Government failing to tackle asbestos in schools

Date: Friday 3 July 2009

16 asbestos-related deaths among teachers every year

Brian Nimick, Chief Executive of the British Safety Council, today called on the government to take urgent action to implement a programme for the management and removal of asbestos in schools.

In calling for a national comprehensive register of asbestos in schools he said “it is unacceptable that the UK, in 2009, has not yet undertaken a national audit of asbestos in schools; has not comprehensively assessed the risks that teachers and pupils in each and every school face; and has not allocated appropriate resources to take urgent remedial action.

“Without these actions the tragedy of asbestos in schools will be left to fester and continue to kill the lifeblood of our society. Teachers and pupils continue to live with the deadly legacy of having once worked or studied in a school containing asbestos” said Mr Nimick.

Addressing a conference on “Directors Duties, Corporate Manslaughter and Health and Safety Enforcement” – organised by the Centre for Corporate Accountability – Mr Nimick disclosed that there had been 228 asbestos-related deaths among teachers over the last 14 years – an average of 16 members of the teaching profession dying every year.

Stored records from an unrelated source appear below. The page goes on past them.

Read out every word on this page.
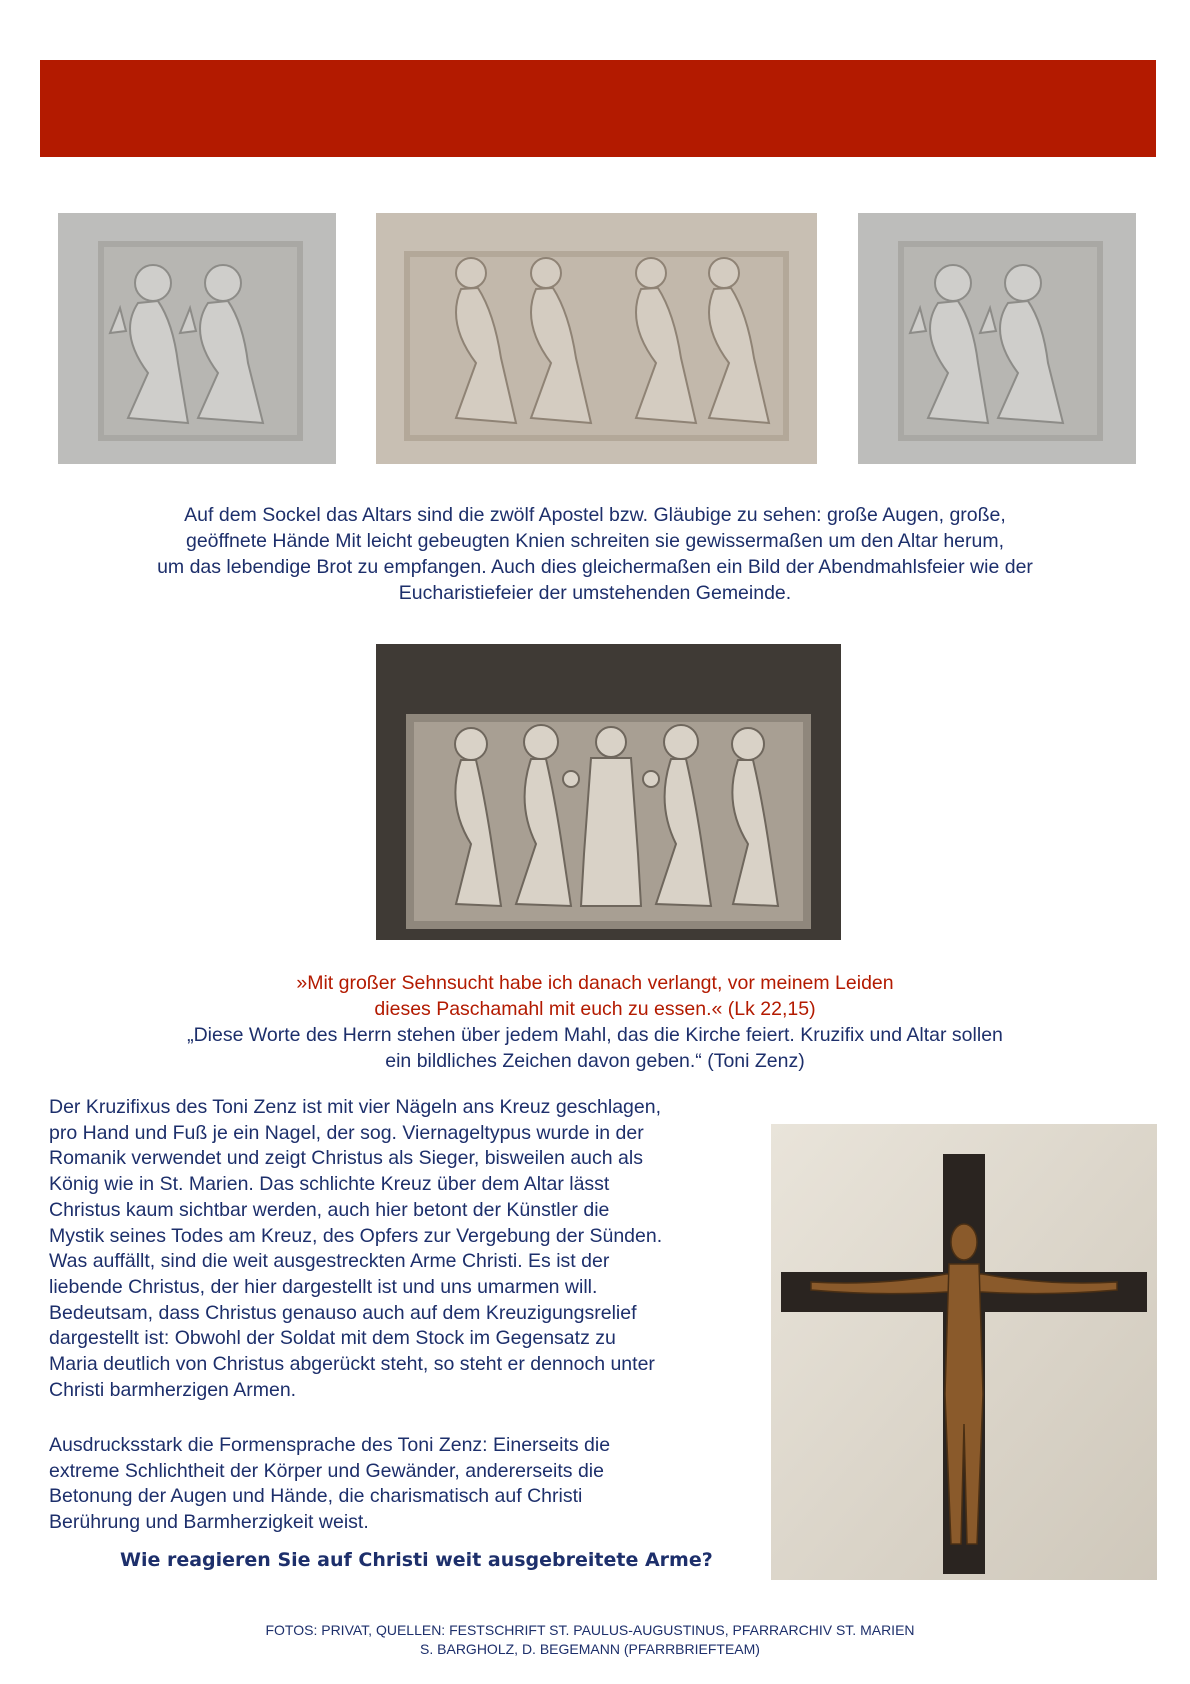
Auf dem Sockel das Altars sind die zwölf Apostel bzw. Gläubige zu sehen: große Augen, große,

geöffnete Hände Mit leicht gebeugten Knien schreiten sie gewissermaßen um den Altar herum,

um das lebendige Brot zu empfangen. Auch dies gleichermaßen ein Bild der Abendmahlsfeier wie der

Eucharistiefeier der umstehenden Gemeinde.

»Mit großer Sehnsucht habe ich danach verlangt, vor meinem Leiden

dieses Paschamahl mit euch zu essen.« (Lk 22,15)

„Diese Worte des Herrn stehen über jedem Mahl, das die Kirche feiert. Kruzifix und Altar sollen

ein bildliches Zeichen davon geben.“ (Toni Zenz)

Der Kruzifixus des Toni Zenz ist mit vier Nägeln ans Kreuz geschlagen,

pro Hand und Fuß je ein Nagel, der sog. Viernageltypus wurde in der

Romanik verwendet und zeigt Christus als Sieger, bisweilen auch als

König wie in St. Marien. Das schlichte Kreuz über dem Altar lässt

Christus kaum sichtbar werden, auch hier betont der Künstler die

Mystik seines Todes am Kreuz, des Opfers zur Vergebung der Sünden.

Was auffällt, sind die weit ausgestreckten Arme Christi. Es ist der

liebende Christus, der hier dargestellt ist und uns umarmen will.

Bedeutsam, dass Christus genauso auch auf dem Kreuzigungsrelief

dargestellt ist: Obwohl der Soldat mit dem Stock im Gegensatz zu

Maria deutlich von Christus abgerückt steht, so steht er dennoch unter

Christi barmherzigen Armen.

Ausdrucksstark die Formensprache des Toni Zenz: Einerseits die

extreme Schlichtheit der Körper und Gewänder, andererseits die

Betonung der Augen und Hände, die charismatisch auf Christi

Berührung und Barmherzigkeit weist.

Wie reagieren Sie auf Christi weit ausgebreitete Arme?

FOTOS: PRIVAT, QUELLEN: FESTSCHRIFT ST. PAULUS-AUGUSTINUS, PFARRARCHIV ST. MARIEN

S. BARGHOLZ, D. BEGEMANN (PFARRBRIEFTEAM)
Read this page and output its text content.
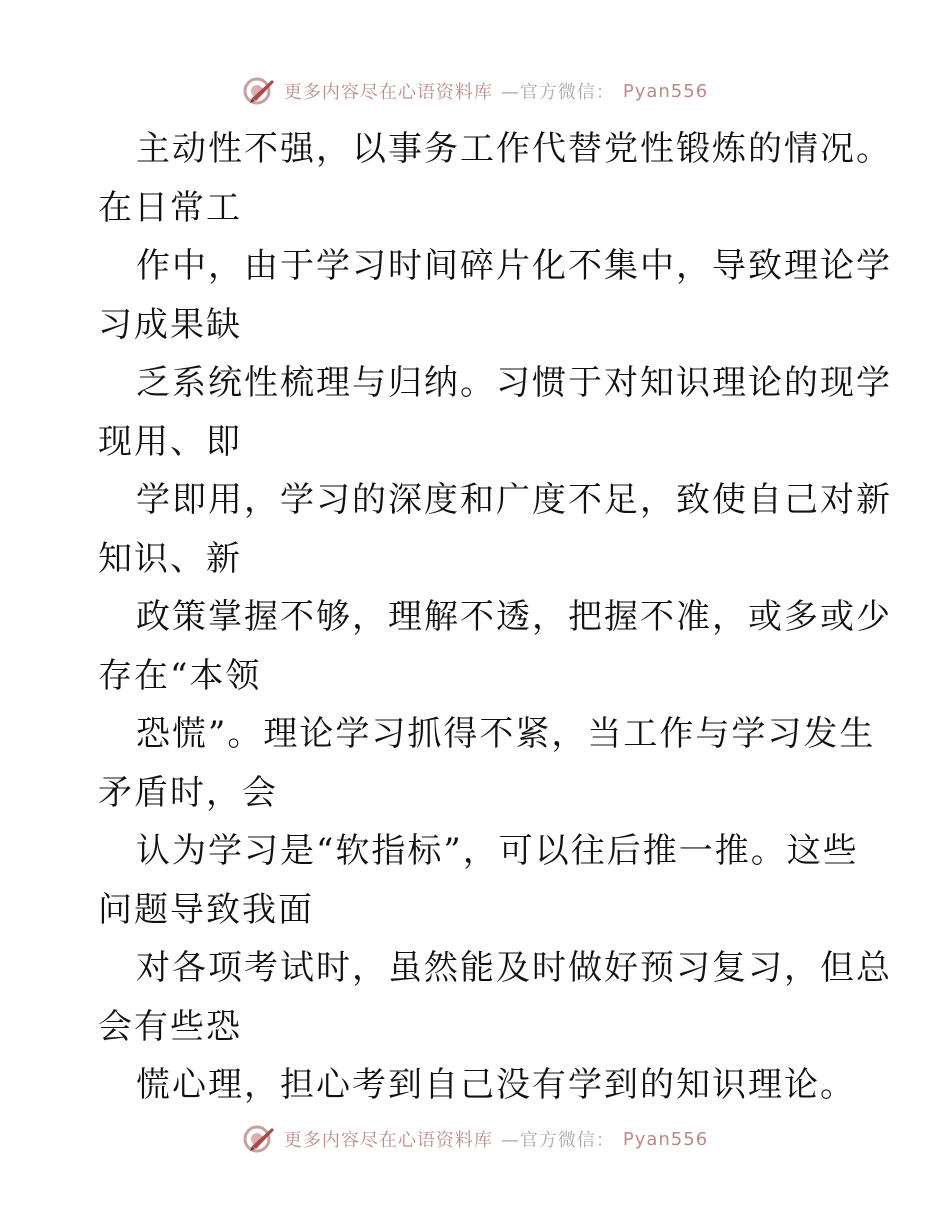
更多内容尽在心语资料库 —官方微信： Pyan556
主动性不强，以事务工作代替党性锻炼的情况。
在日常工
作中，由于学习时间碎片化不集中，导致理论学
习成果缺
乏系统性梳理与归纳。习惯于对知识理论的现学
现用、即
学即用，学习的深度和广度不足，致使自己对新
知识、新
政策掌握不够，理解不透，把握不准，或多或少
存在“本领
恐慌”。理论学习抓得不紧，当工作与学习发生
矛盾时，会
认为学习是“软指标”，可以往后推一推。这些
问题导致我面
对各项考试时，虽然能及时做好预习复习，但总
会有些恐
慌心理，担心考到自己没有学到的知识理论。
更多内容尽在心语资料库 —官方微信： Pyan556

Mr Nimick referred to the recent obituary of Peter Gowan, the esteemed Professor of International Relations at London Metropolitan University, who died of mesothelioma aged 63 years. “Mischa Glenny, in his obituary in the Guardian, wrote of Peter Gowan’s time spent teaching in East London Schools, “It was within the crumbling infrastructure of public education that he was most likely exposed to the asbestos that led to mesothelioma.”

“In 2009 it is estimated that more than 4,000 people who die from cancers caused by past exposure to asbestos in the workplace - making it the greatest single cause of work-related deaths in the UK.

“In the short-term school heads and chairs of Governors may want to ask themselves this question: “Would you allow members of your family to attend a school or college where the asbestos risk had not been assessed?”